Une réflexion sur “Envoyez ma femme en prison à ma place !

  1. Les papyrus qui se présentent comme sur la photo sont très difficiles à lire, mais la préparation qui a déjà été faite pour la lecture les rend beaucoup plus abordables.
    Mis à part le fait qu’il propose sa femme comme garantie en échange de lui-même, l’homme en question a l’air très consciencieux en ce qui concerne son travail. Il est soucieux de conserver les chèvres, de garder le fourrage dont il connaît la quantité exacte, de préserver le bétail. Il est dans une grand inquiétude de faire des pertes; probablement qu’il n’est pas très riche et que toute perte de récolte ou d’animal représente un grave dommage pour lui, voire une angoisse qui se mêle à la demande, plus intéressée, de sortir de prison.
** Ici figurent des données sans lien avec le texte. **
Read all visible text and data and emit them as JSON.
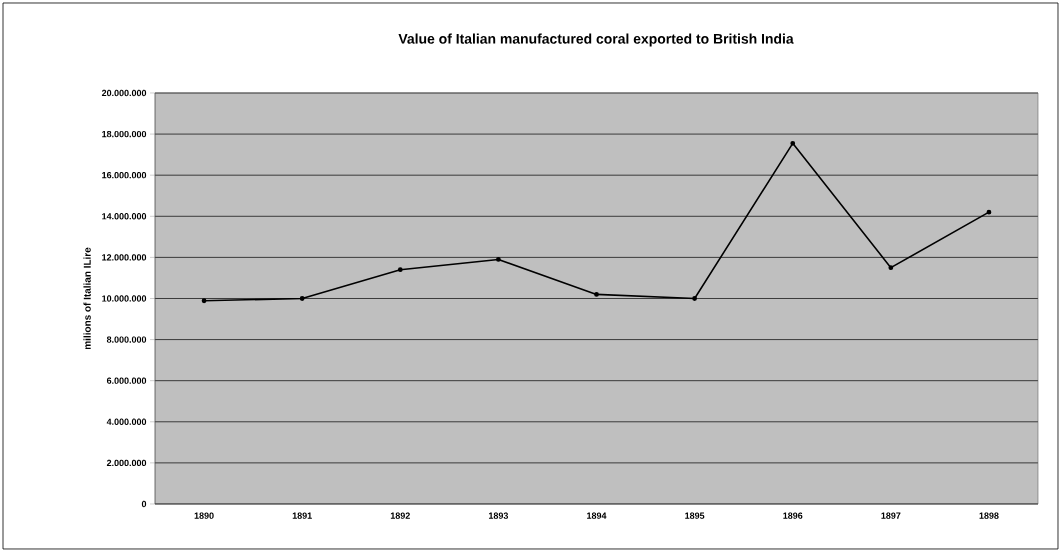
{
  "chart_data": {
    "type": "line",
    "title": "Value of Italian manufactured coral exported to British India",
    "ylabel": "milions of Italian ILire",
    "categories": [
      "1890",
      "1891",
      "1892",
      "1893",
      "1894",
      "1895",
      "1896",
      "1897",
      "1898"
    ],
    "series": [
      {
        "color": "#000000",
        "values": [
          9890000,
          10000000,
          11400000,
          11900000,
          10200000,
          10000000,
          17550000,
          11500000,
          14200000
        ]
      }
    ],
    "ylim": [
      0,
      20000000
    ],
    "yticks": [
      0,
      {
        "value": 2000000,
        "label": "2.000.000"
      },
      {
        "value": 4000000,
        "label": "4.000.000"
      },
      {
        "value": 6000000,
        "label": "6.000.000"
      },
      {
        "value": 8000000,
        "label": "8.000.000"
      },
      {
        "value": 10000000,
        "label": "10.000.000"
      },
      {
        "value": 12000000,
        "label": "12.000.000"
      },
      {
        "value": 14000000,
        "label": "14.000.000"
      },
      {
        "value": 16000000,
        "label": "16.000.000"
      },
      {
        "value": 18000000,
        "label": "18.000.000"
      },
      {
        "value": 20000000,
        "label": "20.000.000"
      }
    ],
    "grid": "y",
    "marker": "circle",
    "line_style": "solid"
  }
}
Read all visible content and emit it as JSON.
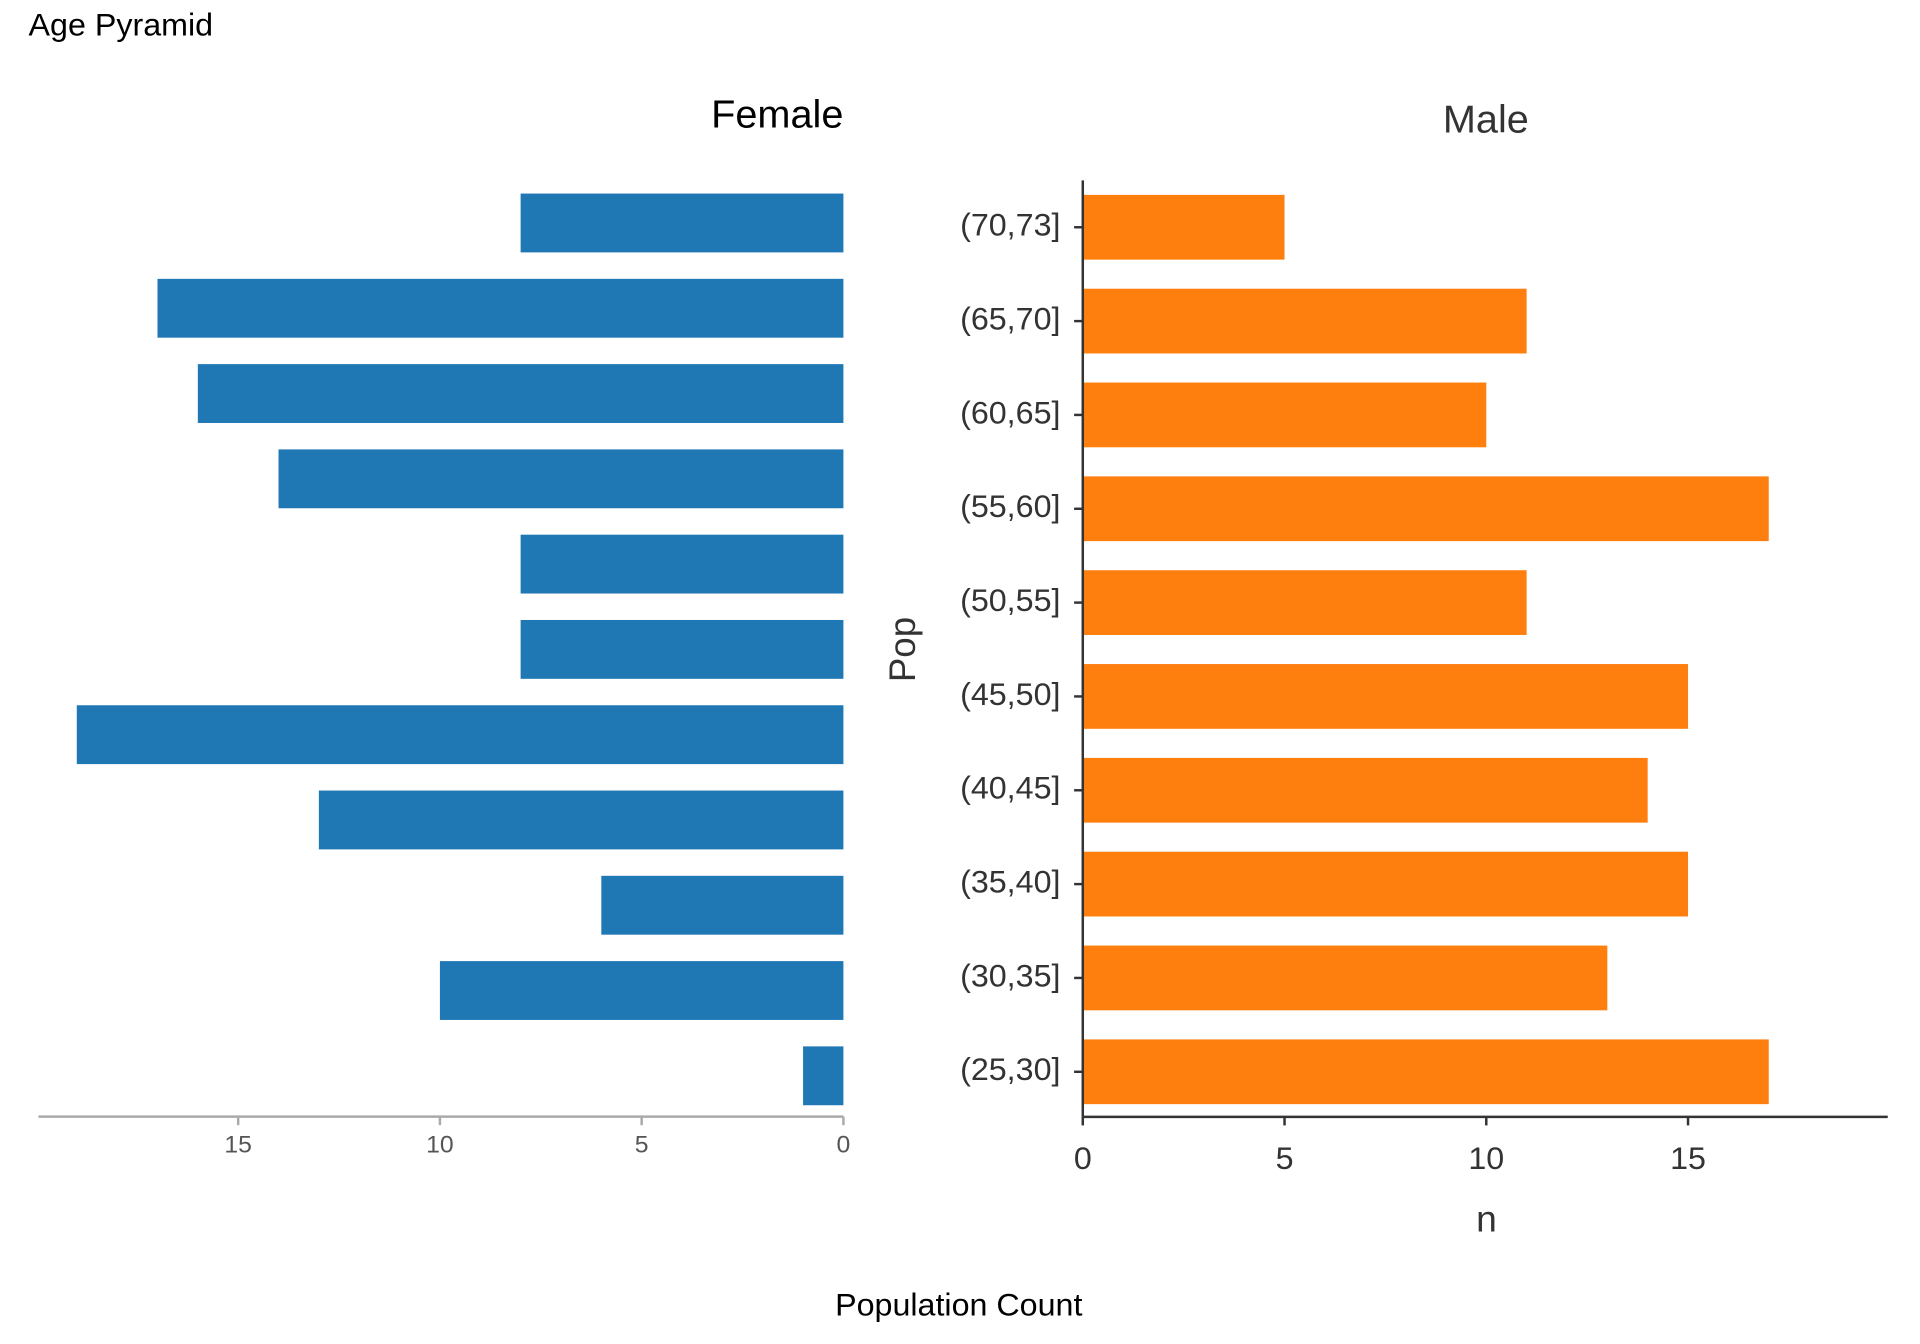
{
  "title": "Age Pyramid",
  "caption": "Population Count",
  "chart_data": [
    {
      "type": "bar",
      "orientation": "horizontal",
      "x_reversed": true,
      "title": "Female",
      "categories": [
        null,
        null,
        null,
        null,
        null,
        null,
        null,
        null,
        null,
        null,
        null
      ],
      "values": [
        8,
        17,
        16,
        14,
        8,
        8,
        19,
        13,
        6,
        10,
        1
      ],
      "color": "#1f77b4",
      "xlim": [
        0,
        19.95
      ],
      "xticks": [
        0,
        5,
        10,
        15
      ]
    },
    {
      "type": "bar",
      "orientation": "horizontal",
      "x_reversed": false,
      "title": "Male",
      "xlabel": "n",
      "ylabel": "Pop",
      "categories": [
        "(70,73]",
        "(65,70]",
        "(60,65]",
        "(55,60]",
        "(50,55]",
        "(45,50]",
        "(40,45]",
        "(35,40]",
        "(30,35]",
        "(25,30]"
      ],
      "values": [
        5,
        11,
        10,
        17,
        11,
        15,
        14,
        15,
        13,
        17
      ],
      "color": "#ff7f0e",
      "xlim": [
        0,
        19.95
      ],
      "xticks": [
        0,
        5,
        10,
        15
      ]
    }
  ]
}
    Il écrit en employant ε au lieu de η, η au lieu de ε, ου au lieu de ο, ω au lieu de ο et même ο au lieu de ω, sans compter le iotacisme dont il y a plusieurs signes. Cela montre un flottement soit dans sa perception de la longueur des voyelles, soit dans sa connaissance de l’orthographe. Au contraire, pour les consonnes, il y a peu de différences avec le grec attique (ζ au lieu de σ, par exemple, ce qui est peu).
    Pour ἐπικ̣ωιμ̣[αῖ], je pense qu’il faut traduire par une 1ère personne du singulier, justement parce que les consonnes et la terminaison en – μ̣[αῖ] semblent sûres dans ce texte. Mais y a-t-il là aussi un changement de voyelle et faudrait-il lire ἐπικειμαι avec un sens comme « je suis là allongé (à ne rien faire) » ou bien « je suis enfermé derrière les portes »? De toute façon, il y a un lien de sens entre κεῖμαι et κοιμάω.